Да, Хаксли много шутит, иронизирует, при этом мизантропические настроения, ему вообще свойственные, с возрастом, особенно в преддверии второй войны, нарастают, дают себя знать всё очевиднее. Едва ли не в каждом письме тех лет звучат апокалиптические прогнозы, случается, правда, несколько преувеличенные. "Перспектива мира, — пишет он еще в 1917 году Гилгуду, — единственный луч утешения в беспросветном будущем". "Мне страшно от мысли, что станет с Англией после окончания войны" (Джулиану Хаксли, 31 марта 1916 года). "...У нас появится поколение существ, неспособных на мысль или на действие, жертв невиданной анархии". "Будущее вселенной представляется мне туманным, чтобы не сказать зловещим". В основе этих невеселых прогнозов, конечно же, лежит неверие в человека. "Вот бы найти средство от ужасов, на которые способны человеческие особи". "Человеческая раса вызывает у меня стойкую и все возрастающую тревогу" (Флоре Струсс, 6 января 1931). А двумя годами позже приговор человечеству прозвучит еще горше и безысходней: "Жуткое ощущение невидимых паразитов, несущих ненависть, зависть, злобу" (Наоми Митчисон, 13 августа 1933). В свете подобных "радужных перспектив", растущего скепсиса и отсутствия иллюзий в отношении европейской политики ("Поневоле задумываешься, — читаем в письме Хаксли брату от 24 мая 1918 года, — чего у наших властителей больше — глупости или порочности") появление в 1932 году "Прекрасного нового мира" вряд ли покажется неожиданным.

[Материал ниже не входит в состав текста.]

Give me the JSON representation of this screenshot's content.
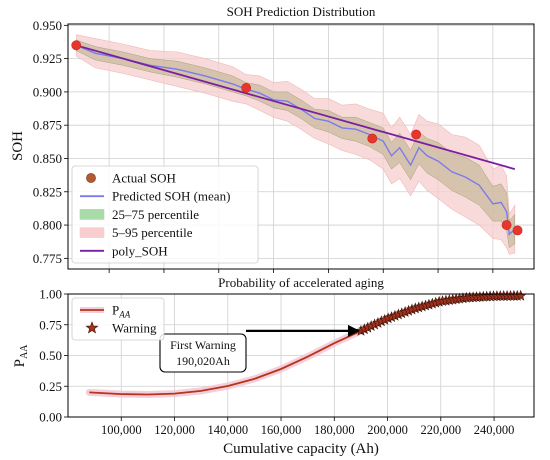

Ирония, скепсис, мизантропия — не единственные краски на эпистолярном портрете Олдоса Хаксли. Все люди составлены из противоречий, личности же творческие — особенно. Слабо видящий, как теперь бы политкорректно выразились, Хаксли очень зорок как психолог, его точным, глубоким психологическим прозрениям можно позавидовать. "Нет совета более глупого, чем 'познай себя', — пишет он Флоре Струсс. — Если тратишь время на то, чтобы себя познать, то и познавать будет нечего, ведь твое У существует только в связи с обстоятельствами за пределами твоего 'я'". И наблюдательности совсем еще молодого человека — позавидовать тоже. Летом 1912 года восемнадцатилетний Оскар изучает немецкий язык в Марбурге и подмечает характерное для немцев (которых вообще не жалует) сочетание приторности в обращении и непомерной любви к громоздким, аляповатым военным мемориалам вроде "пышущей яростью Германии рука об руку с залитой кровью Викторией. В то же время недюжинная наблюдательность еще совсем молодого Хаксли, острота ума соседствуют с наивностью, примеров которой в письмах тоже предостаточно. "Хочется надеяться, — пишет он брату в начале 1915 года, — что война к сентябрю кончится". Подобным прекраснодушием, впрочем, страдал в те годы не он один. Еще большая наивность проявляется в увлечении уже зрелого, сложившегося писателя идеями пацифизма, в котором он одно время видел панацею от всех бед.